Calls for major reform have gathered momentum recently, championed by the very vocal comedian – and former heroin addict – Russell Brand, and attracting the support of high profile figures including Sir Richard Branson and a number of MPs. Labour’s Keith Vaz, chair of the Home Affairs Select Committee, said he wanted Dame Sally’s words to spark “a much-needed debate about the way we treat drug addiction in this country.”

“The Committee spent a year scrutinising UK drugs policy, and it was very clear to us that many aspects of it are simply not working and should be fully reviewed by a Royal Commission,” he said.

“Drugs need to be treated as a medical as well as a criminal issue, and the Government should seriously consider our recommendation that ministerial responsibility for drug policy should be held by the Department for Health as well as the Home Office.”

Although a full-scale review has been put on hold, Ms May did announce a “what works” study, which would look at the impact of different drug laws in other countries. Liberal Democrat crime prevention minister Jeremy Browne is in the process of visiting several jurisdictions, including the US states of Washington and Colorado, as well as Portugal and the Czech Republic, where drug laws have been loosened to varying extents.

He is expected to report back by the end of the year. Even if he does propose that the UK could learn a thing or two from Portugal – where criminal penalties for possessing small quantities of drugs were abolished in 2001 – it is hard to see any liberalising measures being adopted while an election looms, in which the Conservative Party must appease right-wing voters. In other words, the conversation about drugs – civilised or otherwise – looks set to continue for many years yet.

Drug use: How to deal with it

Dr Clare Gerada, chair of the Royal College of General Practitioners

“Substance misuse is predominately a health issue. Of course criminal justice needs to be involved somewhere along the way, but not as it is at the moment for users who are feeding a habit and sometimes dealing to feed their own habit. I’ve worked with drug users for more than 25 years and nobody has ever done well going to prison. I’ve never ever known the criminal justice to promote recovery.”

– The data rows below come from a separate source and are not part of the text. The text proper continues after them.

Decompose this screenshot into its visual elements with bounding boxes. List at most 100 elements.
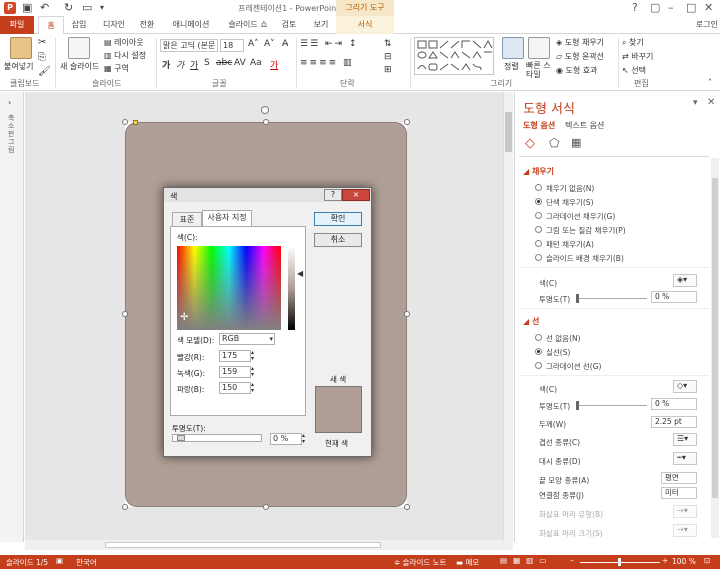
close-icon[interactable]: ✕ <box>704 1 713 14</box>
resize-handle[interactable] <box>122 311 128 317</box>
horizontal-scrollbar-thumb[interactable] <box>105 542 381 548</box>
green-input[interactable]: 159 <box>219 366 251 378</box>
line-transparency-slider[interactable] <box>577 405 647 406</box>
fit-slide-icon[interactable]: ⊡ <box>704 556 710 565</box>
fill-transparency-slider[interactable] <box>577 298 647 299</box>
pane-menu-icon[interactable]: ▾ <box>693 98 698 108</box>
pane-close-icon[interactable]: ✕ <box>707 97 715 108</box>
luminance-bar[interactable] <box>288 246 295 330</box>
font-color-icon[interactable]: 가 <box>270 58 278 71</box>
compound-type-button[interactable]: ☰▾ <box>673 433 697 446</box>
notes-button[interactable]: ≑ 슬라이드 노트 <box>394 557 446 568</box>
tab-review[interactable]: 검토 <box>278 16 300 34</box>
tab-insert[interactable]: 삽입 <box>68 16 90 34</box>
smartart-icon[interactable]: ⊞ <box>384 65 392 75</box>
adjust-handle[interactable] <box>133 120 138 125</box>
italic-icon[interactable]: 가 <box>176 58 184 71</box>
tab-home[interactable]: 홈 <box>38 16 64 34</box>
resize-handle[interactable] <box>263 119 269 125</box>
maximize-icon[interactable]: □ <box>686 1 696 14</box>
zoom-level[interactable]: 100 % <box>672 557 696 566</box>
redo-icon[interactable]: ↻ <box>64 1 73 14</box>
slider-thumb[interactable] <box>576 294 579 303</box>
dialog-help-button[interactable]: ? <box>324 189 342 201</box>
color-model-select[interactable]: RGB ▾ <box>219 333 275 345</box>
fill-color-button[interactable]: ◈▾ <box>673 274 697 287</box>
line-transparency-field[interactable]: 0 % <box>651 398 697 410</box>
tab-animations[interactable]: 애니메이션 <box>166 16 216 34</box>
transparency-slider[interactable] <box>172 434 262 442</box>
paste-icon[interactable] <box>10 37 32 59</box>
cap-type-select[interactable]: 평면 <box>661 472 697 484</box>
format-painter-icon[interactable]: 🖌 <box>38 66 51 77</box>
paste-button[interactable]: 붙여넣기 <box>4 61 33 72</box>
dash-type-button[interactable]: ┅▾ <box>673 452 697 465</box>
tab-transitions[interactable]: 전환 <box>136 16 158 34</box>
red-input[interactable]: 175 <box>219 350 251 362</box>
comments-button[interactable]: ▬ 메모 <box>456 557 479 568</box>
font-size-combo[interactable]: 18 <box>220 39 244 52</box>
zoom-in-icon[interactable]: + <box>662 556 668 565</box>
pane-scrollbar[interactable] <box>711 158 719 538</box>
expand-pane-icon[interactable]: › <box>8 98 11 107</box>
strike-icon[interactable]: abc <box>216 58 232 68</box>
tab-file[interactable]: 파일 <box>0 16 34 34</box>
resize-handle[interactable] <box>263 504 269 510</box>
fill-header[interactable]: ◢ 채우기 <box>523 166 554 177</box>
replace-button[interactable]: ⇄ 바꾸기 <box>622 51 653 62</box>
arrange-button[interactable]: 정렬 <box>504 61 519 72</box>
transparency-spinner-icon[interactable]: ▴ ▾ <box>302 433 305 445</box>
tab-slideshow[interactable]: 슬라이드 쇼 <box>222 16 274 34</box>
fill-option-none[interactable]: 채우기 없음(N) <box>535 183 594 194</box>
select-button[interactable]: ↖ 선택 <box>622 65 646 76</box>
arrange-icon[interactable] <box>502 37 524 59</box>
cut-icon[interactable]: ✂ <box>38 37 46 48</box>
begin-arrow-size-button[interactable]: ⇢▾ <box>673 524 697 537</box>
fill-option-background[interactable]: 슬라이드 배경 채우기(B) <box>535 253 624 264</box>
fill-transparency-field[interactable]: 0 % <box>651 291 697 303</box>
zoom-out-icon[interactable]: – <box>570 556 574 565</box>
red-spinner-icon[interactable]: ▴ ▾ <box>251 350 254 362</box>
line-option-solid[interactable]: 실선(S) <box>535 347 570 358</box>
size-properties-icon[interactable]: ▦ <box>571 136 581 149</box>
list-icons[interactable]: ☰☰ ⇤⇥ ↕ <box>300 39 358 49</box>
save-icon[interactable]: ▣ <box>22 1 32 14</box>
copy-icon[interactable]: ⎘ <box>38 52 46 63</box>
layout-button[interactable]: ▤ 레이아웃 <box>104 37 144 48</box>
view-buttons[interactable]: ▤▦▥▭ <box>500 556 552 565</box>
resize-handle[interactable] <box>122 119 128 125</box>
tab-design[interactable]: 디자인 <box>98 16 130 34</box>
fill-option-pattern[interactable]: 패턴 채우기(A) <box>535 239 594 250</box>
zoom-slider-thumb[interactable] <box>618 558 621 566</box>
spacing-icon[interactable]: AV <box>234 58 246 68</box>
dialog-close-button[interactable]: × <box>342 189 370 201</box>
powerpoint-icon[interactable]: P <box>4 2 16 14</box>
undo-icon[interactable]: ↶ <box>40 1 49 14</box>
color-spectrum[interactable] <box>177 246 281 330</box>
tab-format[interactable]: 서식 <box>336 16 394 34</box>
cancel-button[interactable]: 취소 <box>314 233 362 247</box>
minimize-icon[interactable]: – <box>668 1 674 14</box>
clear-format-icon[interactable]: A̶ <box>282 39 288 49</box>
rotate-handle[interactable] <box>261 106 269 114</box>
slideshow-icon[interactable]: ▭ <box>82 1 92 14</box>
ribbon-options-icon[interactable]: ▢ <box>650 1 660 14</box>
effects-icon[interactable]: ⬠ <box>549 136 559 150</box>
pane-scrollbar-thumb[interactable] <box>712 178 718 498</box>
qat-more-icon[interactable]: ▾ <box>100 3 104 12</box>
luminance-pointer-icon[interactable]: ◀ <box>297 269 303 278</box>
help-icon[interactable]: ? <box>632 1 638 14</box>
case-icon[interactable]: Aa <box>250 58 262 68</box>
transparency-slider-thumb[interactable] <box>177 435 185 441</box>
new-slide-icon[interactable] <box>68 37 90 59</box>
fill-option-gradient[interactable]: 그라데이션 채우기(G) <box>535 211 615 222</box>
join-type-select[interactable]: 미터 <box>661 487 697 499</box>
tab-shape-options[interactable]: 도형 옵션 <box>523 120 555 131</box>
font-grow-icon[interactable]: A˄ <box>248 39 259 49</box>
underline-icon[interactable]: 가 <box>190 58 198 71</box>
thumbnail-pane[interactable]: › 축소판그림 <box>0 92 24 542</box>
new-slide-button[interactable]: 새 슬라이드 <box>60 61 99 72</box>
crosshair-icon[interactable]: ✛ <box>180 312 188 323</box>
shape-fill-button[interactable]: ◈ 도형 채우기 <box>556 37 604 48</box>
sign-in[interactable]: 로그인 <box>696 19 718 30</box>
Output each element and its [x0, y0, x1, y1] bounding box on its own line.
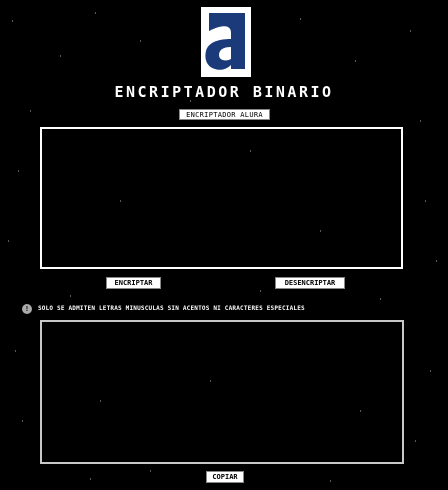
input-textarea[interactable] — [40, 127, 403, 269]
notice-text: SOLO SE ADMITEN LETRAS MINUSCULAS SIN AC… — [38, 305, 305, 312]
info-icon: ! — [22, 304, 32, 314]
copy-button[interactable]: COPIAR — [206, 471, 244, 483]
subtitle-badge: ENCRIPTADOR ALURA — [179, 109, 270, 120]
page-title: ENCRIPTADOR BINARIO — [114, 83, 334, 101]
alura-logo — [201, 7, 251, 77]
encrypt-button[interactable]: ENCRIPTAR — [106, 277, 161, 289]
decrypt-button[interactable]: DESENCRIPTAR — [275, 277, 345, 289]
output-textarea[interactable] — [40, 320, 404, 464]
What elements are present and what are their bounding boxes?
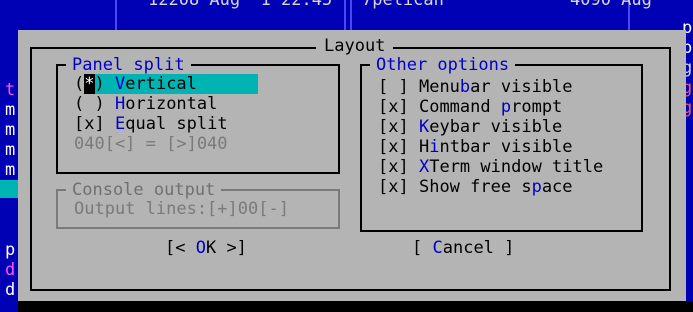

Baroness Meacher, chair of All-Party Parliamentary Group on Drug Policy Reform

“I don’t believe the Daily Mail is surprised [by Dame Sally’s hash cake confession]. They know as well as any of us that many people in senior positions in politics and elsewhere have taken drugs. It is a very normal thing, these days, to have done. One may not praise it, one may not respect it but it is something we must accept as a society. Our job as a society must be, as much as possible, to reduce dependency on hard drugs – heroin and cocaine.

Keith Vaz MP, chair of the Home Affairs Select Committee

“I hope Dame Davies’ comments will spark a much-needed debate on the way we treat drug addiction in this country…Drugs need to be treated as medical as well as a criminal issue, and the Government should seriously consider our recommendation that Ministerial responsibility for drug policy should be held by the Department for Health as well as the Home Office.”

Niamh Eastwood, executive director of the drugs charity Release

“It’s even broader than just treating it as a health issue. Does the criminal justice system work in bringing the outcomes the government would like to see in terms of reducing levels of drug use? Repeatedly evidence has shown that the use of criminal laws to achieve that aim doesn’t work.”